Load multiple tables

Post questions here relative to DataStage Enterprise/PX Edition for such areas as Parallel job design, Parallel datasets, BuildOps, Wrappers, etc.

Moderators: chulett, rschirm, roy

Post Reply
snt_ds
Premium Member
Premium Member
Posts: 280
Joined: Wed Oct 18, 2006 11:53 am
Location: Pune, India

Load multiple tables

Post by snt_ds »

Hi All,

I have a dataset which looks like the following
Name Value
A 1
B 2
A 45
A 23
C 17
B 12
C 32
A 21
C 65


I need to load A,B and C table. This three table has the same structure.
Please find the A table structure with the data.

Sno Value create_dt end_dt current_flag
1 1 1/31/2005 1/1/9999 Y
2 45 2/1/2005 1/1/9999 Y
3 23 2/2/2005 1/1/9999 Y
4 21 2/3/2005 1/1/9999 Y

I need to create the multiple instance which will read the dataset and pick the Name as invocation id and load the respective table with its values.
This job should populate 3 tables A,B and C

Dataset-------->xfm--------------->target table(A,B,C)

Please let me know is this possible with multiple instance job.

Thanks
Suri[/code]
sud
Premium Member
Premium Member
Posts: 366
Joined: Fri Dec 02, 2005 5:00 am
Location: Here I Am

Re: Load multiple tables

Post by sud »

The approach you have outlined is correct and will work. Parametrize the table name and that's it !!

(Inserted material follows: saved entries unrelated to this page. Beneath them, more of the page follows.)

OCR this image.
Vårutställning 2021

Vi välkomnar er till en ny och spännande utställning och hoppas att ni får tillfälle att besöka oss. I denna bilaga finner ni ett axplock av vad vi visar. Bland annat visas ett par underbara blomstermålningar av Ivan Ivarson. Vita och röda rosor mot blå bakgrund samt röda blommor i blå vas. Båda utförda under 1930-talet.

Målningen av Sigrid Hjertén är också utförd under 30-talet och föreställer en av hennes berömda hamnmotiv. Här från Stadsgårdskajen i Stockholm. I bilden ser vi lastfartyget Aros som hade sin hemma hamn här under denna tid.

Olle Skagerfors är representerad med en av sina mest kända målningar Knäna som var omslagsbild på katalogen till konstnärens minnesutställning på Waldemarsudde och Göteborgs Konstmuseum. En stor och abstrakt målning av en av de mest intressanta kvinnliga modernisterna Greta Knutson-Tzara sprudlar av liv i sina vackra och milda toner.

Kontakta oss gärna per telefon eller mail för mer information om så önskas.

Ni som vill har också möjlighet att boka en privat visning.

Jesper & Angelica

In situations where say, your table structures(columns) vary, even then you can parametrize the insert/update statements in the target table stage and make do with just a single job. :D
It took me fifteen years to discover I had no talent for ETL, but I couldn't give it up because by that time I was too famous.
csrazdan
Participant
Posts: 127
Joined: Wed May 12, 2004 6:03 pm
Location: Chicago IL

Post by csrazdan »

Is the number of tables fixed, that is 3. If it is why are you not thinking of following job design.

Code: Select all

                          __________________ Target table A  
                         |
                         |
Dataset ------->xfm ---------------------> Target table B 
                         |
                         |__________________ Target table C
Assume everything I say or do is positive
DSguru2B
Charter Member
Charter Member
Posts: 6854
Joined: Wed Feb 09, 2005 3:44 pm
Location: Houston, TX

Post by DSguru2B »

As sud already noted, stick to your design. Make the job multiple instance and send the table name as a parameter. Within the transformer use the instance name to filter the records and send the correct records for a particular table.
Creativity is allowing yourself to make mistakes. Art is knowing which ones to keep.
csrazdan
Participant
Posts: 127
Joined: Wed May 12, 2004 6:03 pm
Location: Chicago IL

Post by csrazdan »

DSguru2B - Can you elaborate why you think multiple instance job is right way. Don't you think each instance of job is reading the entite DataSet each time?
Assume everything I say or do is positive
DSguru2B
Charter Member
Charter Member
Posts: 6854
Joined: Wed Feb 09, 2005 3:44 pm
Location: Houston, TX

Post by DSguru2B »

Read is fine, very fast too. A multiple instance job can keep it scalable. Tomorrow if a fourth or even fifth table comes in, no job design needs to be changed. The same can work for x number of tables.
Creativity is allowing yourself to make mistakes. Art is knowing which ones to keep.
csrazdan
Participant
Posts: 127
Joined: Wed May 12, 2004 6:03 pm
Location: Chicago IL

Post by csrazdan »

That is what my question was: Is your number of tables fixed?
Assume everything I say or do is positive
DSguru2B
Charter Member
Charter Member
Posts: 6854
Joined: Wed Feb 09, 2005 3:44 pm
Location: Houston, TX

Post by DSguru2B »

For now it maybe. As for the future, no one knows. The best design would be to handle that with minimal to no change to the present design. Thats why I advised a multi-instance job. Your method will work too.
Creativity is allowing yourself to make mistakes. Art is knowing which ones to keep.
snt_ds
Premium Member
Premium Member
Posts: 280
Joined: Wed Oct 18, 2006 11:53 am
Location: Pune, India

Post by snt_ds »

Hi All,


Thanks a lot for all your suggestions.
I'm using the multiple instance job to load multiple dimensions.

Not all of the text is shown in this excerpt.